2021年4月17日土曜日

戦後のこども

いわゆる「戦争を知らないこどもたち」である昭和のこどもである自分は、こども時にはまったものの一つにプラモデルがあります。

パーツを接着剤でくっつけて、完成品に付属のシールを貼ったり、時には「プラカラー」という塗料を塗ったりして完成させます。当時、悪ガキが有機溶媒を吸ってラりっているというのがありましたが、プラモデルに色を塗る作業は、なかば合法的な「シンナー遊び」みたいなもの。

それはさておき、プラモデルで作るものというと、戦争が終わって20年近くたったいましたが、日本やアメリカ、ドイツの戦闘機とか軍艦とか戦車が多かった。もちろんレーシングカーみたいなモダンなものもありましが、まだまだテレビのアニメとかは「鉄人」とか「アトム」くらいなものでプラモデルはほとんどなかったように思います。
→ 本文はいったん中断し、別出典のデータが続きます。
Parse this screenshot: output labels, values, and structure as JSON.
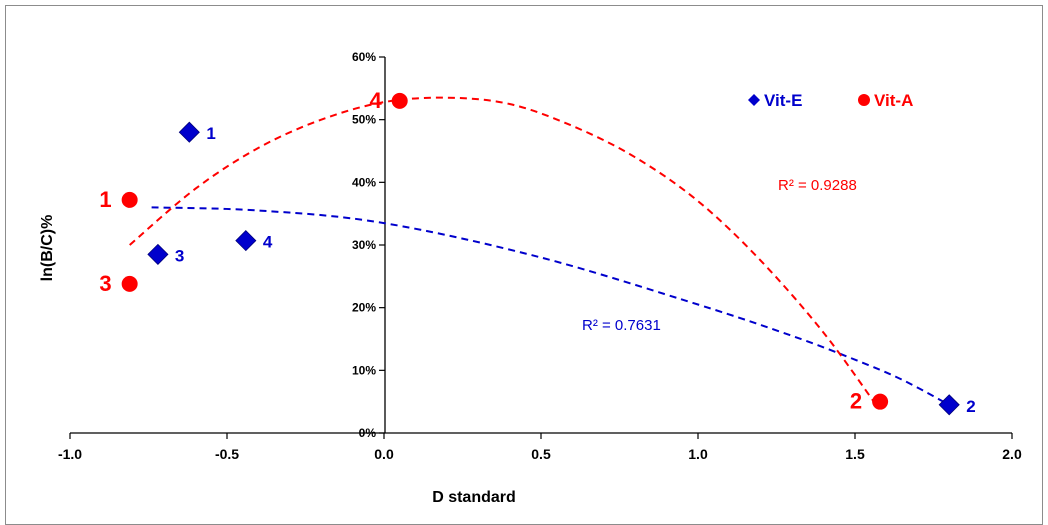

そういえば、漫画も「青の6号」、「サブマリン707」、「紫電改のタカ」、「0戦はやと」といった戦争を題材にしたものがたくさん少年誌に連載していたものです。戦争の悲惨さよりも、戦争に登場する各兵器のカッコよさだけが生き残っていたような時代です。

日本の漫画の元祖といえば、田川水泡の「のらくろ」シリーズで、これもそのころ復刻されてうちにもありましたが、これで軍隊の階級とか覚える教科書みたいなものでした。まぁ、戦争関連が商売になる最後の時期だったのかもしれません。

こどものカルチャーは、昭和40年代にはいって「サイボーグ007」とか「巨人の星」、あるいは「あしたのジョー」などのヒットによって急速に戦争から離れていきます。

今になって考えると、確かに当時の日本の教育は、加害者側の「戦争の反省」という点については置き去りになっていた感があるかもしれない。地球上で唯一原爆を落とされた国、敗戦国として占領された国といった、被害者的な意識がどこかにあったことは否定できないところで、もしかしたらそれがいまだに世界の中、特に近隣国との関係で影響を残しているのかもしれません。

今の時代は、戦後75年たっても第二次世界大戦後の枠組みを大筋で維持しています。しかし東西冷戦後は、共産圏の再編成、宗教対立などの枠組みが変化しつつある中で、日本は戦争をどのように認識し消化してきたかが問われている部分がありそうです。

おそらく戦後教育で(少なくとも自分にとっては)十分とは言えない戦前・戦中の歴史上の事実を、しっかりと整理して認識することは現代社会の中で忘れられていた重要なポイントです。それを自分が興味のあるもの、小説でもマンガでも、あるいは映画などを通して知ることは意味があることだと思います。